Emergencies are now inevitable — storms, fires, floods and blackouts of greater magnitude, frequency and longevity — and governments will not be able to respond with the speed and scale required, he said.
Suzuki and Cullis said they looked to Finland as a model for preparing the community for climate change impacts. Finland sent a letter to each of their citizens to urge them to prepare, Suzuki said. Finland said the government won’t be able to respond as quickly as people may need. Communities must therefore be prepared.
The session in Mississauga, which included speakers Dr. Mili Roy (Ontario Climate Emergency Campaign/Canadian Association of Physicians for the Environment) and Sheila Murray from Community Resilience to Extreme Weather, in addition to Suzuki and Cullis, was meant to bring together community members and organizations to discuss community readiness. Cullis said she and Suzuki were there to hear the community and to lift them up.
“We are looking to the community as the unit of survival, as a source of solutions, and as the holders of potential political clout,” said Cullis. “So we want to hear what the Peel Region is up to and what we can all learn from you.”

David Suzuki and Tara Cullis chat at the event in Mississauga.
The room was packed and included community environmental organization members, local food advocates, teachers, religious leaders and politicians.
Mississauga Coun. Stephen Dasko noted the region is “experiencing the impacts of climate change.”
“Our summers are getting hotter, our heat waves are getting longer,” he said.

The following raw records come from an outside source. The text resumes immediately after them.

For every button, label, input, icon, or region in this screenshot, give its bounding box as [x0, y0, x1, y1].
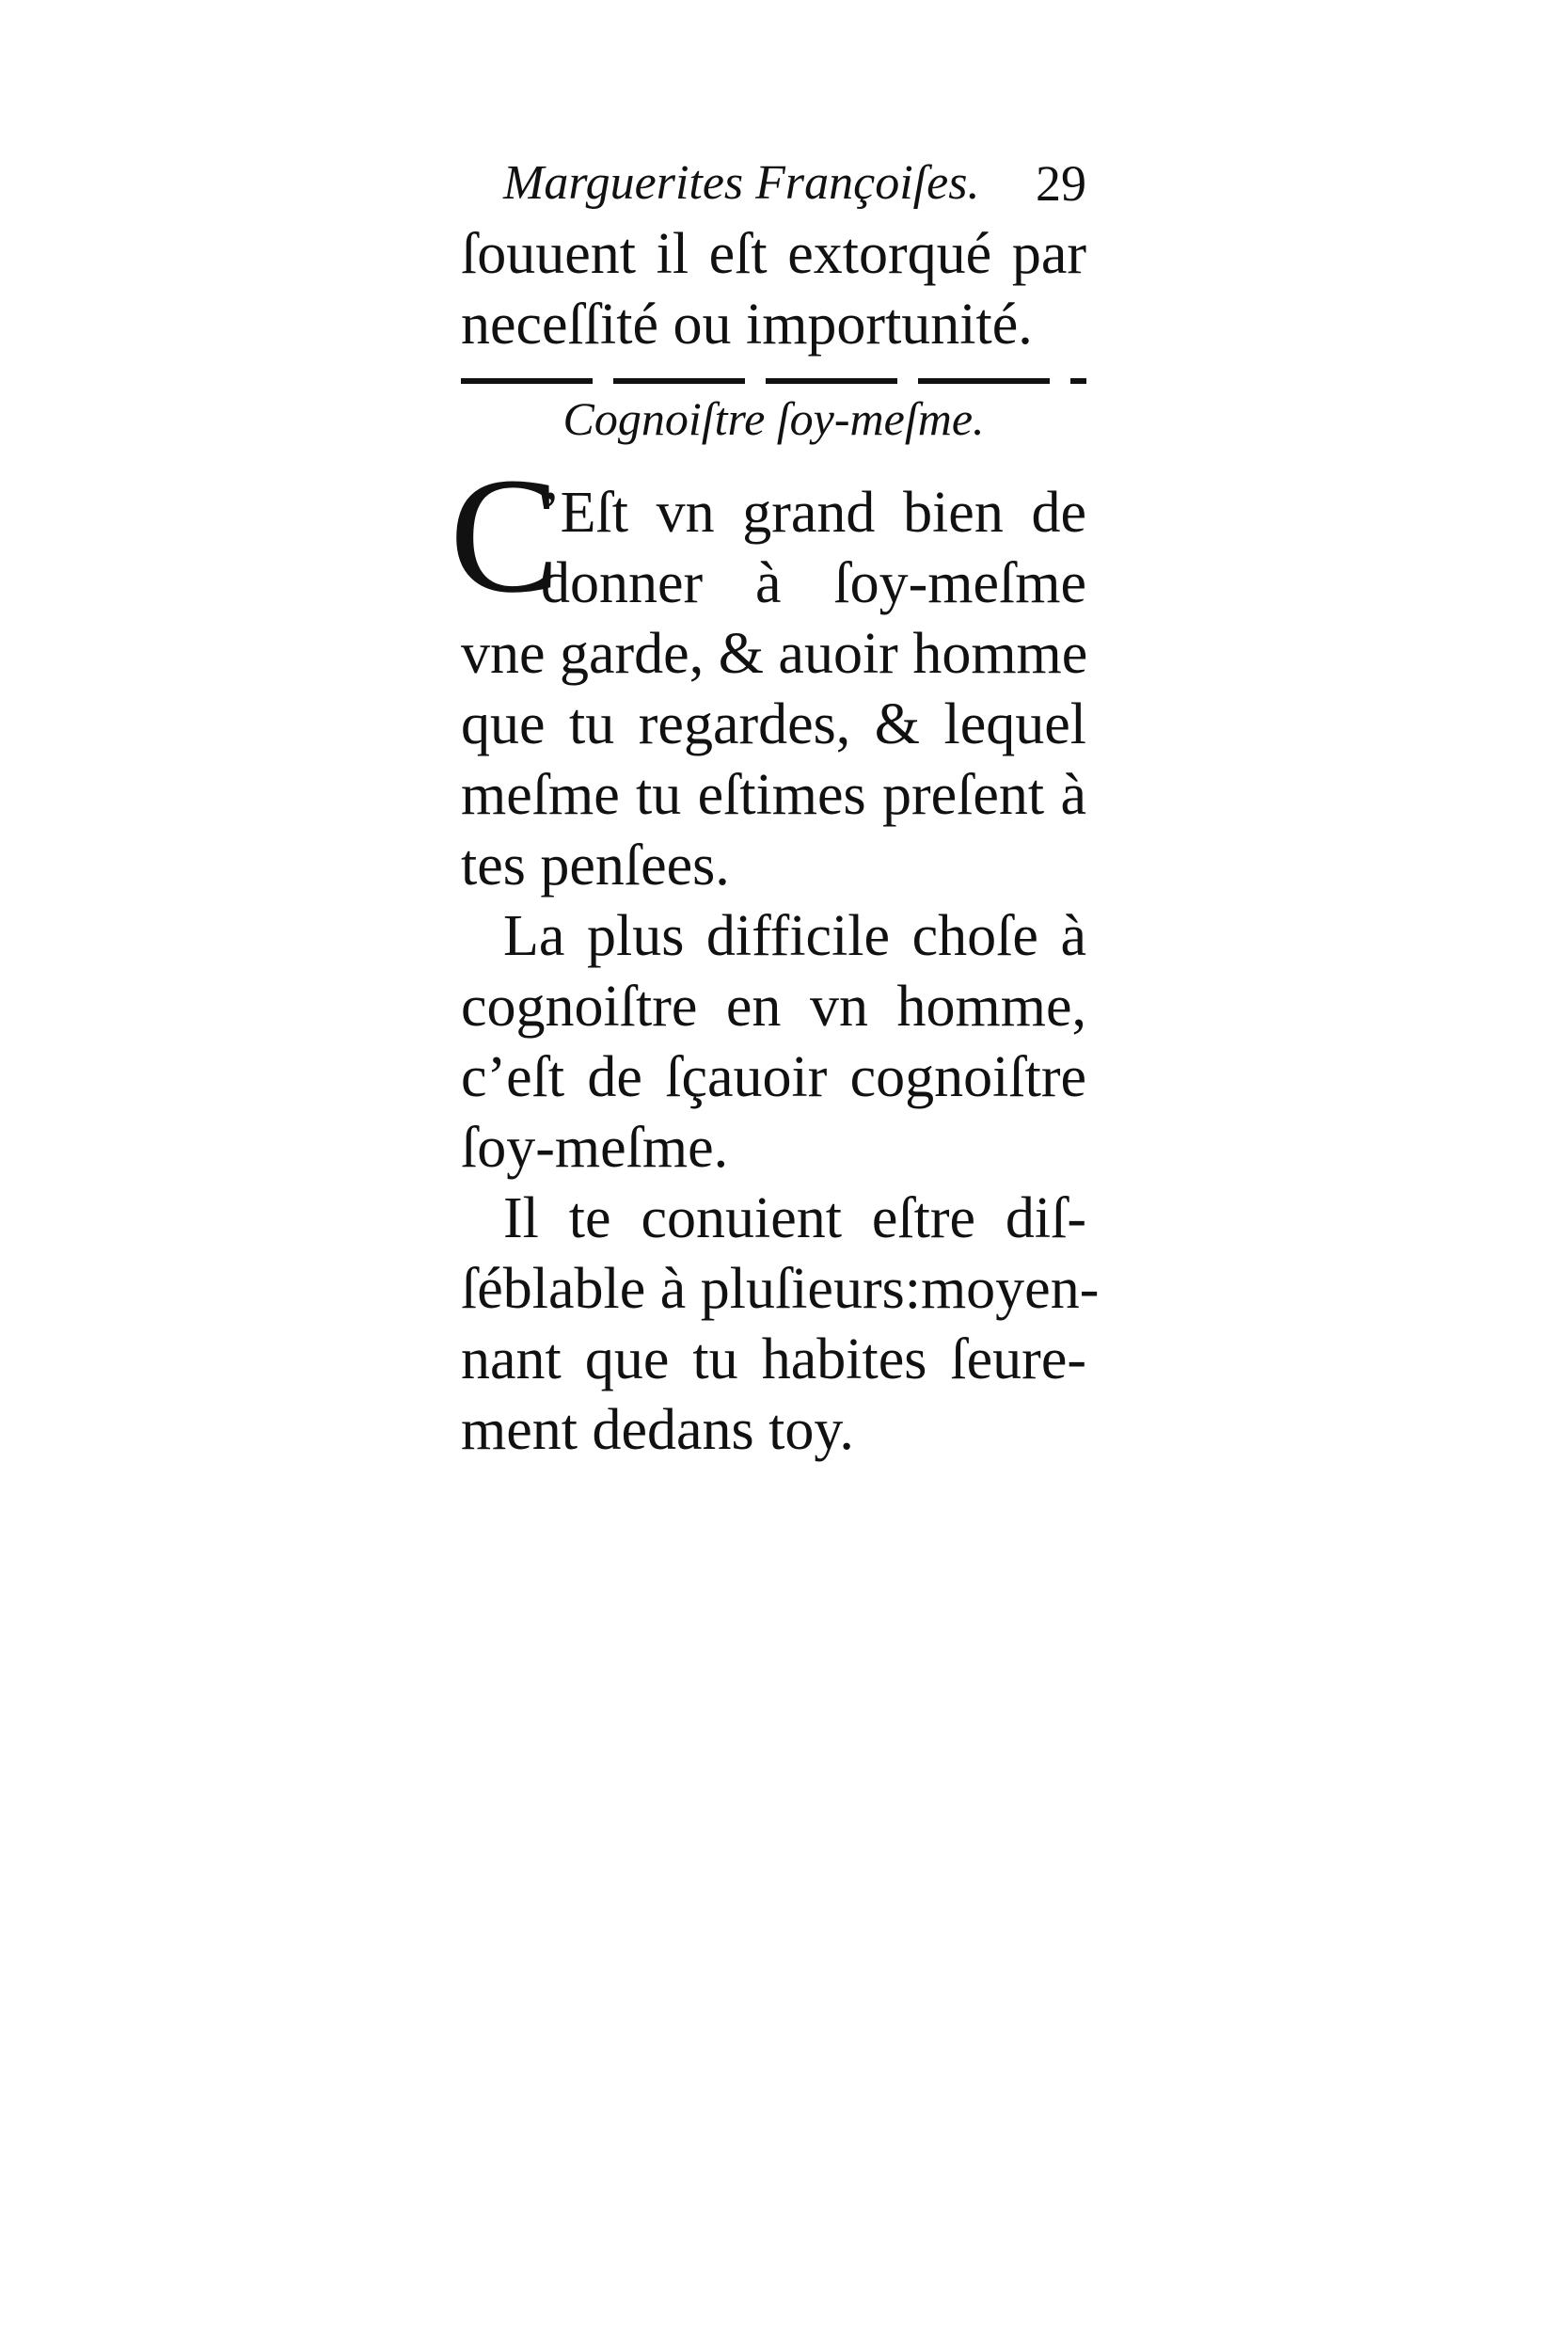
text-line: Il te conuient eſtre diſ- [503, 1186, 1086, 1250]
page-number: 29 [1036, 155, 1086, 212]
text-line: nant que tu habites ſeure- [461, 1327, 1086, 1391]
text-line: donner à ſoy-meſme [541, 551, 1086, 615]
text-line: neceſſité ou importunité. [461, 293, 1033, 357]
text-line: ſéblable à pluſieurs:moyen- [461, 1257, 1100, 1321]
section-heading: Cognoiſtre ſoy-meſme. [562, 392, 985, 445]
text-line: ſoy-meſme. [461, 1116, 729, 1180]
section-divider [461, 378, 1086, 384]
running-title: Marguerites Françoiſes. [503, 156, 980, 210]
text-line: ment dedans toy. [461, 1398, 854, 1462]
text-line: que tu regardes, & lequel [461, 692, 1086, 756]
text-line: La plus difficile choſe à [503, 904, 1086, 968]
text-line: cognoiſtre en vn homme, [461, 975, 1086, 1039]
drop-cap: C [450, 444, 561, 628]
text-line: vne garde, & auoir homme [461, 622, 1088, 686]
text-line: ’Eſt vn grand bien de [541, 481, 1086, 545]
text-line: tes penſees. [461, 834, 730, 898]
running-head [503, 151, 1086, 216]
text-line: c’eſt de ſçauoir cognoiſtre [461, 1045, 1086, 1109]
text-line: meſme tu eſtimes preſent à [461, 763, 1086, 827]
text-line: ſouuent il eſt extorqué par [461, 222, 1086, 286]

He pointed to city initiatives with climate-friendly features included in the renovations of the building the group had gathered in, the Carmen Corbasson Community Centre. There is an innovative energy project for the new Lakeview Village development project using the waste heat from the water treatment plant. There is also the Jim Tovey Conservation Area, which is expected to open in May.
Dianne Zimmerman, City of Mississauga manager of the environment, spoke about several city initiatives, including urban agriculture workshops, sustainable neighbourhood action plans, and social climate resilience analysis.